Gisondi met his subjects on eight excursions around the country in 2009 and 2010, exploring locales as far as the Green Swamp Wilderness Preserve in southwestern Florida and as near as the Shawnee National Forest in southern Illinois.
Among them is Harold Benny of Hillsboro, a one-time investigator for the Bigfoot Field Researchers Organization (BFRO) who earned a master's degree in zoology at Eastern many moons ago.
Gisondi first meets him in the Ouachita Mountains of Oklahoma, where the most exciting moment comes when fellow camper radios about rustling in the woods and having trouble breathing.
Because Bigfoot are thought to use infrasound to repel intruders, at least one of Gisondi's companions concluded she had been “zapped” while another spotted a pair of large red eyes at the site, eight to nine feet above the ground, near a gulley.
“He leaped back and called to us, but we did not see anything,” Gisondi writes, adding that another man reported something was throwing pebbles at him from a nearby stream. “Had the journalist been hoaxed in a carefully orchestrated scenario? By 3 a.m., I was too exhausted to care.”
Gisondi also spent some time on this trip with Matt Moneymaker, founder of the BFRO and host of “Finding Bigfoot” on Animal Planet.
The professor next catches up with Benny near Harrisburg, Ill., and learns more about his investigation into the Murphysboro Mud Monster, a large hairy beast that terrified residents in June 1973.
Gisondi also writes that Benny's search for Bigfoot has cost him money and relationships, and how his skepticism about the evidence of other researchers eventually got him ejected from the BFRO.
“I think I'm onto something here,” Gisondi quotes Benny as saying. “I don't really know what (the animal) is, and I don't know where it came from. I've read and read to the point that it's almost driven me crazy as to all the possibilities. I want to say Bigfoot is a part of wildlife. I do this for my father, who told me as a kid that anything is possible.”

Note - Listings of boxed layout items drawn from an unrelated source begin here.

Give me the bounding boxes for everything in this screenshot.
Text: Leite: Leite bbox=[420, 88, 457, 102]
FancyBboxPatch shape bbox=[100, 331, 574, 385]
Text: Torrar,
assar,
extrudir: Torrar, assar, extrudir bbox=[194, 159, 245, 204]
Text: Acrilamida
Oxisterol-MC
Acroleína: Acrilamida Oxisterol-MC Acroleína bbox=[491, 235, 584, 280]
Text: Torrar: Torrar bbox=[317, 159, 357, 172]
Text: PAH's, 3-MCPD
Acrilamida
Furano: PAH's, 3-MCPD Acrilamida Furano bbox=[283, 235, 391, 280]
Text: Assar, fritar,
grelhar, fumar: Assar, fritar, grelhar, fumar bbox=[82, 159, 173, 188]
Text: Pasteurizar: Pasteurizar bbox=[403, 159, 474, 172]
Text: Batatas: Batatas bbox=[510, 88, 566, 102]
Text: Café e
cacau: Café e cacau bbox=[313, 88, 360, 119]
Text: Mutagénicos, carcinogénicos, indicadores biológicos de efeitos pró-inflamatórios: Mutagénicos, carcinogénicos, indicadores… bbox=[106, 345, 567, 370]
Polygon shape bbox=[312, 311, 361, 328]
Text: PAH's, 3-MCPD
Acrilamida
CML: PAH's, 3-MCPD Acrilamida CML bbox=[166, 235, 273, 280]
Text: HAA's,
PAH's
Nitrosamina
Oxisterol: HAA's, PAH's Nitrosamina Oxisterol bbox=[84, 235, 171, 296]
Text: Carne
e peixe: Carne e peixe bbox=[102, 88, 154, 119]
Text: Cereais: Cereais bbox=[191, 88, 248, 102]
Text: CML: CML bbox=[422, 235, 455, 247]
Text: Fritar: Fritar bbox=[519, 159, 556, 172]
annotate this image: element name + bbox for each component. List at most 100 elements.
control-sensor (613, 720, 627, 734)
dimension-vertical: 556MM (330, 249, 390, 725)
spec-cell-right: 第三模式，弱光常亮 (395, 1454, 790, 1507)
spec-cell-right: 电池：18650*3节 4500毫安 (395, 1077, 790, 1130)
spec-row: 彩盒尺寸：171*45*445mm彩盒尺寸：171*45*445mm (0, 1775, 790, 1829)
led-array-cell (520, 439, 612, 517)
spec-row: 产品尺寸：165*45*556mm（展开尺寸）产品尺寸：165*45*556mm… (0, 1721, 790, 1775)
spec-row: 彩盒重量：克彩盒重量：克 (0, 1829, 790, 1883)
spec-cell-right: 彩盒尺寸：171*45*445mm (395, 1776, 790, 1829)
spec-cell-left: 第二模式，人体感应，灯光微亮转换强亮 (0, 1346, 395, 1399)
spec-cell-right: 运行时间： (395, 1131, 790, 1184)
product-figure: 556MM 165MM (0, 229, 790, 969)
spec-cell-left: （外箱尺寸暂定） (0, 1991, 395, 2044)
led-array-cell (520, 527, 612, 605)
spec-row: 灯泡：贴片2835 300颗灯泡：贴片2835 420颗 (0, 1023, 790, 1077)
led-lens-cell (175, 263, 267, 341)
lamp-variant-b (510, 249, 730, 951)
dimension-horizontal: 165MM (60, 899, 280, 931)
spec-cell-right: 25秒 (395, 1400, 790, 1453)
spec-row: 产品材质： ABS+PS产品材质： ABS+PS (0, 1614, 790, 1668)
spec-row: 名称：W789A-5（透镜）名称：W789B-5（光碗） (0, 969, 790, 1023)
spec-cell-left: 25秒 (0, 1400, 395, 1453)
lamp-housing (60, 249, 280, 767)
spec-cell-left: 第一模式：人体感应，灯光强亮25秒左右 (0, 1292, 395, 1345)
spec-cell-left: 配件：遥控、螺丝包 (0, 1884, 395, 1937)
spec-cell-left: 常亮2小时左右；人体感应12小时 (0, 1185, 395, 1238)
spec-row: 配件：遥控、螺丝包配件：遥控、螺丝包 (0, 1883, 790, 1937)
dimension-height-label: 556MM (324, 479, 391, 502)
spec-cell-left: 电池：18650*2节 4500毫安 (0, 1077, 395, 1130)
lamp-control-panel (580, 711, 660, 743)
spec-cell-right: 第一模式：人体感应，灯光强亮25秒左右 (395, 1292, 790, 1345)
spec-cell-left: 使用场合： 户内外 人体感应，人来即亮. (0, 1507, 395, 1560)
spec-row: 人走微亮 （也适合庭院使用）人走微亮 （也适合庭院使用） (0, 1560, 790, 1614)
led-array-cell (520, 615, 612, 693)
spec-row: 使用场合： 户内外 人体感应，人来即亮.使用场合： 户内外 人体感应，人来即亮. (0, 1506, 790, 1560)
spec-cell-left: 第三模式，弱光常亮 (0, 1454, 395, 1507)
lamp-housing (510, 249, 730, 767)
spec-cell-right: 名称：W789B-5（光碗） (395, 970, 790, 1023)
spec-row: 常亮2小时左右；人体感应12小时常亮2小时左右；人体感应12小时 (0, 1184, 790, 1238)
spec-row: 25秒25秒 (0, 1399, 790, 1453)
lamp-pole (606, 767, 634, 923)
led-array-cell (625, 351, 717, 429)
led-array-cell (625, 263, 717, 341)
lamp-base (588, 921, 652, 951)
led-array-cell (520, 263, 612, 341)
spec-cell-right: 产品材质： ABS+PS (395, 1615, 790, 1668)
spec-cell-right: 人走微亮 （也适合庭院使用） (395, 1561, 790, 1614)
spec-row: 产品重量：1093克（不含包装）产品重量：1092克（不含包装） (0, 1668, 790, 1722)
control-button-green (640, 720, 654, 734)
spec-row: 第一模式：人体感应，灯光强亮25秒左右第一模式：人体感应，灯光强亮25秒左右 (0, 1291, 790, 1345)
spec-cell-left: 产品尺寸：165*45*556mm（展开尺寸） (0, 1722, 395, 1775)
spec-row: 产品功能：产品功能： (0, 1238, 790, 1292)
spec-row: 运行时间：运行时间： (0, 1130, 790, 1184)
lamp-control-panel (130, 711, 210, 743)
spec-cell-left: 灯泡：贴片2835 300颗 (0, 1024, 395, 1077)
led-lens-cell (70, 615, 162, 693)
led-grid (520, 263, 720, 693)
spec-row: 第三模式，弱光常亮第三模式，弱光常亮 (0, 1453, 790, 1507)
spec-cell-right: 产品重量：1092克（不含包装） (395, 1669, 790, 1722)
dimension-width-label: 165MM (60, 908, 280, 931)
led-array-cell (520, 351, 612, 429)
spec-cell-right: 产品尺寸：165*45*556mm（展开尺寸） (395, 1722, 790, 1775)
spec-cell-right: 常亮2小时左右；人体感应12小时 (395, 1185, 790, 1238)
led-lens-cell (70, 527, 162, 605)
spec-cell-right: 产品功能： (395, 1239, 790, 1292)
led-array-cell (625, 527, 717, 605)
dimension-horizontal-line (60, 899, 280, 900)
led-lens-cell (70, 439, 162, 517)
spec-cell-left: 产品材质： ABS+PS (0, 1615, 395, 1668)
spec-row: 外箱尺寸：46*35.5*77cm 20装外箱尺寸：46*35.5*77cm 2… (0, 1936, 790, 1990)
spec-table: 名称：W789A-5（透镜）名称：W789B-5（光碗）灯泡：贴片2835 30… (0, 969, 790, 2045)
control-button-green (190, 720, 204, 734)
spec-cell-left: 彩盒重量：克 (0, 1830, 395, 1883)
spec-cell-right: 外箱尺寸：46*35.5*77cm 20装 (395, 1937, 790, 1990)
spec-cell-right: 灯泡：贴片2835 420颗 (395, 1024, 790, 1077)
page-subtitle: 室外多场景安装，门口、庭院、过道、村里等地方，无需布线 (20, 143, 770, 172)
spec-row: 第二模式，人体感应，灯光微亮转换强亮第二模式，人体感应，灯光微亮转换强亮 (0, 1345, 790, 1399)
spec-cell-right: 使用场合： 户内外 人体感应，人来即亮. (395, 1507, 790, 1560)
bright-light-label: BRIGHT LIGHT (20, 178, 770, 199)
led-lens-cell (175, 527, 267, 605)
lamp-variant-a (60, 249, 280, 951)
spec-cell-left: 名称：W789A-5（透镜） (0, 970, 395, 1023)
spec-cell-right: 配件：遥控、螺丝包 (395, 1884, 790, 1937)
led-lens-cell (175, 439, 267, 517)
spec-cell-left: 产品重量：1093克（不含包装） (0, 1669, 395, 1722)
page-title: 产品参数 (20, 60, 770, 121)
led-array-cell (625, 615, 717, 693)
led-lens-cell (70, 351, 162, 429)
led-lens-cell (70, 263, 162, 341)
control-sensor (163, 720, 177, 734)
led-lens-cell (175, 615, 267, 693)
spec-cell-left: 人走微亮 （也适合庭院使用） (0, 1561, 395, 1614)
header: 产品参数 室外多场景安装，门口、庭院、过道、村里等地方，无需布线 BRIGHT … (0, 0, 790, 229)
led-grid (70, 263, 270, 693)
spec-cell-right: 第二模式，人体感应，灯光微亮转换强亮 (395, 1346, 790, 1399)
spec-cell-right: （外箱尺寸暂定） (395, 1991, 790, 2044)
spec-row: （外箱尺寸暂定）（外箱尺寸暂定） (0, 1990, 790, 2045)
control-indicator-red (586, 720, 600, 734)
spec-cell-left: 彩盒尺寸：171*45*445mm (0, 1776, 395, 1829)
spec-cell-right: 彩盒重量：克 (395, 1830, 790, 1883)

Gisondi shares that attitude but only up to a point. “I think there's a possibility something exists, but I'm more intrigued there are more than 100 organizations across the country looking for Bigfoot,” he said.
He added that some searchers are poorly educated, but many are teachers, engineers and owners of businesses.
“I wasn't there to make fun of them or to make heroes out of them,” Gisondi said. “I was there to see what drives them and report it like I saw it.”
He published his first book, “Field Guide to Covering Sports,” in 2009.